Revision

I recently had a dispiriting exchange with a former student on Facebook.  I’d said something about revision, being in the midst of it, and she commented she’d abandoned fiction after grad school and worked in non-fiction where revision made sense, a process she described as “tuning the language and getting the story correct.”  But in fiction, she observed, “what’s to change if the story is just ‘made up’?”

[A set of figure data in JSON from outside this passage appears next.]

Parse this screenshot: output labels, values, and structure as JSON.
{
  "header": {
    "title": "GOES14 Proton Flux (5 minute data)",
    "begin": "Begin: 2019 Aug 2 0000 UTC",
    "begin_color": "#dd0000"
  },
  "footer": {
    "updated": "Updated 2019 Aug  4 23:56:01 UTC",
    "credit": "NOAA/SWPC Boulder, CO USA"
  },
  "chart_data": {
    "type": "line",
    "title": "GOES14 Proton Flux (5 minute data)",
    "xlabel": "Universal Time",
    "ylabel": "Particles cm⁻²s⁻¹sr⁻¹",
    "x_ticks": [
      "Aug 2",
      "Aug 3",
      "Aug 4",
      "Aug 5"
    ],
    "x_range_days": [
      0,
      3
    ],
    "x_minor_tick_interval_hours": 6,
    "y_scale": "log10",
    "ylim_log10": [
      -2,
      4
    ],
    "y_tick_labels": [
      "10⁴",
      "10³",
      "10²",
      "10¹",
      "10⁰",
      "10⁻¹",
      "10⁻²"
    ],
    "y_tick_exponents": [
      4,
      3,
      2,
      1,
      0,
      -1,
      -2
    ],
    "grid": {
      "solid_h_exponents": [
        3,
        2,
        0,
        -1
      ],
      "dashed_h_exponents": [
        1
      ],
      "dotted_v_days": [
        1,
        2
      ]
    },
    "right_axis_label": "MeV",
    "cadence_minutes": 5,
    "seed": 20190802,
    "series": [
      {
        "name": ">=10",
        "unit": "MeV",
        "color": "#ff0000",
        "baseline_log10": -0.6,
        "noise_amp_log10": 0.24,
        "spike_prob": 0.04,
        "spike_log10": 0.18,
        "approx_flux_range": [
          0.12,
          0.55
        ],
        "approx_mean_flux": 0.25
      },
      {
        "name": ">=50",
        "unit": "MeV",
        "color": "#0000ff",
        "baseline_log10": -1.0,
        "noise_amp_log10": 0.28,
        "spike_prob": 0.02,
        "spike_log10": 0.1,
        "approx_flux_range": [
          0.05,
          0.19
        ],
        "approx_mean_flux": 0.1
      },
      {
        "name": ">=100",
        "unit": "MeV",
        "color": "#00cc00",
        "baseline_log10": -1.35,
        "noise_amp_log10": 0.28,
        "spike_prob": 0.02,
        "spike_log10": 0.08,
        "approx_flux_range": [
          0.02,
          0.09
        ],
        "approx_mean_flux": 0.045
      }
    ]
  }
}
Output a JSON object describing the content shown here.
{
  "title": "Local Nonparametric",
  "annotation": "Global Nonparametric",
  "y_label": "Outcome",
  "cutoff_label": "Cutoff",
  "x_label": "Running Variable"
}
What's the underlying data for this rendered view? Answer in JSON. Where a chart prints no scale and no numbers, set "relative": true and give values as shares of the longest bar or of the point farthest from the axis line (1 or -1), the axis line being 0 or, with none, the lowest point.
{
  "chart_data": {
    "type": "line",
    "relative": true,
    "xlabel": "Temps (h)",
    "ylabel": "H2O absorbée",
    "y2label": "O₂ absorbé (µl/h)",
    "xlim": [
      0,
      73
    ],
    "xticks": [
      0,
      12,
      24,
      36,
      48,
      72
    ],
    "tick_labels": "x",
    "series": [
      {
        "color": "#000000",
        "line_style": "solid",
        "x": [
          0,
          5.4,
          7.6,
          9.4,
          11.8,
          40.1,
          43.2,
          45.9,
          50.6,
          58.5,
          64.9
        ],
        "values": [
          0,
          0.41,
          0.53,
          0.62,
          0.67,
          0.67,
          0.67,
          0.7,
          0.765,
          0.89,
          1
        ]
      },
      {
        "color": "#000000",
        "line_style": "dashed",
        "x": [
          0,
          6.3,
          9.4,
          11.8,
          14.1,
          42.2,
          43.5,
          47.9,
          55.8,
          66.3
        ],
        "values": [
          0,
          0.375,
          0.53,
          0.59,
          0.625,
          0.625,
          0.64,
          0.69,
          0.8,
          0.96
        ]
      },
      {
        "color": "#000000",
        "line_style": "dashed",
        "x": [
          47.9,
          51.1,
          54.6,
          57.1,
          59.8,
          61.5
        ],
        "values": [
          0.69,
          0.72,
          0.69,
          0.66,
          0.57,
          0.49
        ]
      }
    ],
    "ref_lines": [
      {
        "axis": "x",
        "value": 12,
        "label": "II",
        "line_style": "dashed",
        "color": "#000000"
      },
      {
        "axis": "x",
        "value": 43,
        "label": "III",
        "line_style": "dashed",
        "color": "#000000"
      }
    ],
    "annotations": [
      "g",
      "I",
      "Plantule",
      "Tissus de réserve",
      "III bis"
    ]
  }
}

Where did I go wrong?  I won’t quibble with “tuning the language” except to ask “to what frequency?”  And a quick perusal of Fox News, PBS, and Scientific American might lead to the conclusion that not every true story has the same “correct” for everyone.  But this “made up” charge misses the point.  All lies are made up, but are all equally effective?  You parents are familiar with bad lies and know what I’m talking about.  There are teachable, usable skills for telling more effective lies.  More importantly, this student is one of my most often quoted to later classes.  At the beginning of her workshop, I asked the class to talk about what they considered to be good fiction.  I had the usual answers for a while, straight from English classes of yesteryear, but then she said, “It changes your life.  When you read a really good novel, it can change your life.  That’s what I hope for every time I pick up a new novel—that it will change me.”  I would add that whatever magic the fiction may or may not work on the reader, it should work on the writer first.  If the book I’m writing isn’t changing me, isn’t making me re-examine myself and my world, I feel like I should be writing a different book.  So in answer to the question, “What’s to change?”  I’d say yourself and others.  Have you created a life-changing experience with words?  No?  Then revise.